Die Grünen hoffen sehnlichst darauf, dass das Klima, oder – wie sie behaupten: «die Klimakatastrophe», im 2027 erneut zum beherrschenden Wahlkampfthema wird. Es wird wohl bei der Hoffnung bleiben. Denn so langsam keimt die Einsicht auch in unserem Land, dass die Investitionen in eine klimaresistente Infrastruktur, in erträgliche Wohnungen, Spitäler, Heime und Schulen, im Moment das Wichtige wie das Machbare sind.

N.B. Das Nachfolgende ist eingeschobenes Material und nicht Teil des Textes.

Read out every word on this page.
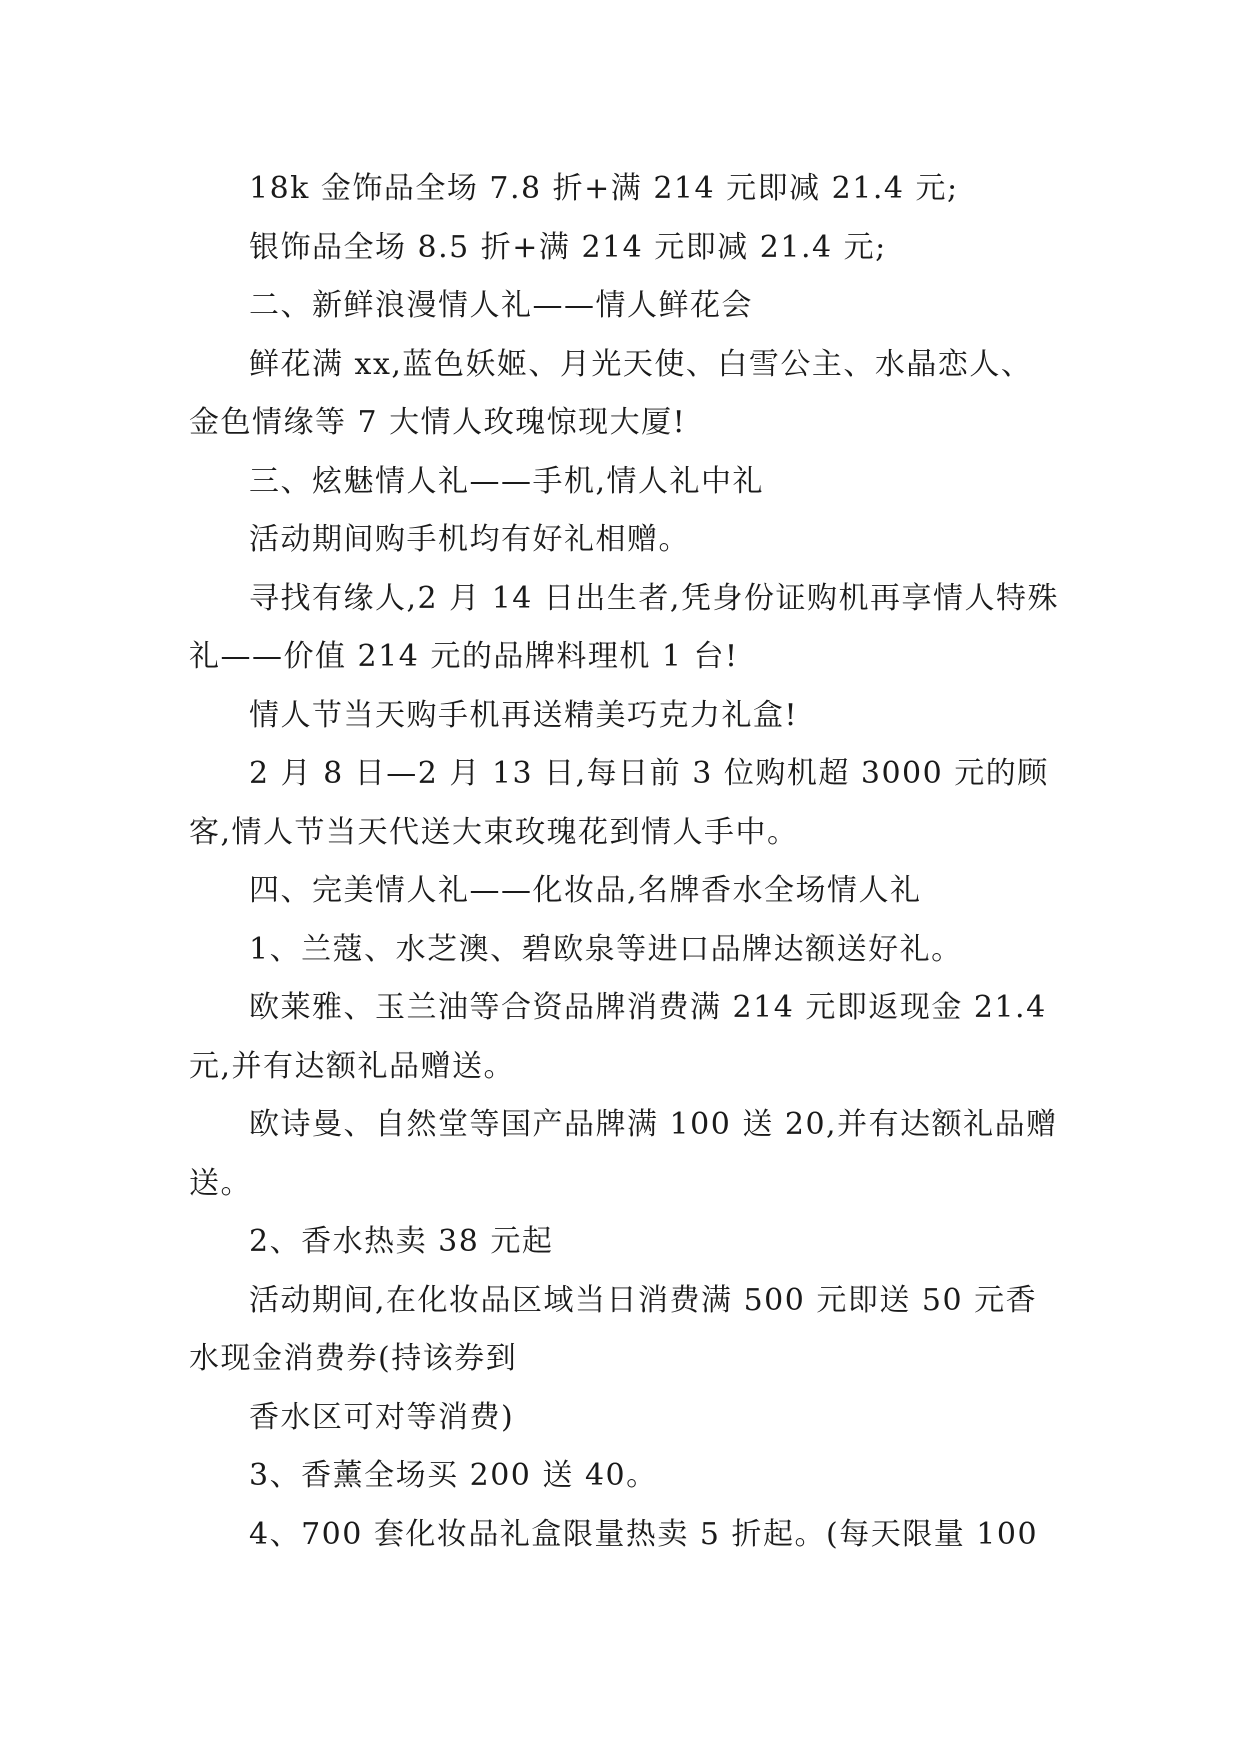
18k 金饰品全场 7.8 折+满 214 元即减 21.4 元;

银饰品全场 8.5 折+满 214 元即减 21.4 元;

二、新鲜浪漫情人礼——情人鲜花会

鲜花满 xx,蓝色妖姬、月光天使、白雪公主、水晶恋人、金色情缘等 7 大情人玫瑰惊现大厦!

三、炫魅情人礼——手机,情人礼中礼

活动期间购手机均有好礼相赠。

寻找有缘人,2 月 14 日出生者,凭身份证购机再享情人特殊礼——价值 214 元的品牌料理机 1 台!

情人节当天购手机再送精美巧克力礼盒!

2 月 8 日—2 月 13 日,每日前 3 位购机超 3000 元的顾客,情人节当天代送大束玫瑰花到情人手中。

四、完美情人礼——化妆品,名牌香水全场情人礼

1、兰蔻、水芝澳、碧欧泉等进口品牌达额送好礼。

欧莱雅、玉兰油等合资品牌消费满 214 元即返现金 21.4 元,并有达额礼品赠送。

欧诗曼、自然堂等国产品牌满 100 送 20,并有达额礼品赠送。

2、香水热卖 38 元起

活动期间,在化妆品区域当日消费满 500 元即送 50 元香水现金消费券(持该券到

香水区可对等消费)

3、香薰全场买 200 送 40。

4、700 套化妆品礼盒限量热卖 5 折起。(每天限量 100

Denn selbst wenn die Schweiz ab sofort kein einziges Mikrogramm CO2 mehr ausstossen würde, würde das am Weltklima absolut rein gar nichts ändern. Viel zu marginal ist unser Anteil am weltweiten Ausstoss. Das heisst nicht, dass wir nichts für die Umwelt tun sollen. Zuvorderst steht aber auch hier die Eigenverantwortung. Das Aareufer zum Beispiel von Thun bis Koblenz muss nicht jedes Sommer-Wochenende vermüllt werden. Ganz zu schweigen, von dem, was direkt im Wasser landet – die Rechenputzer in den Kraftwerken können ein schmutziges Lied davon singen. Und dies ist nur eines von leider sehr vielen Beispielen. Selbst auf Spielplätzen werden – trotz grosser Gefahr für Kleinkinder – Zigarrenkippen noch immer achtlos auf den Boden geworfen.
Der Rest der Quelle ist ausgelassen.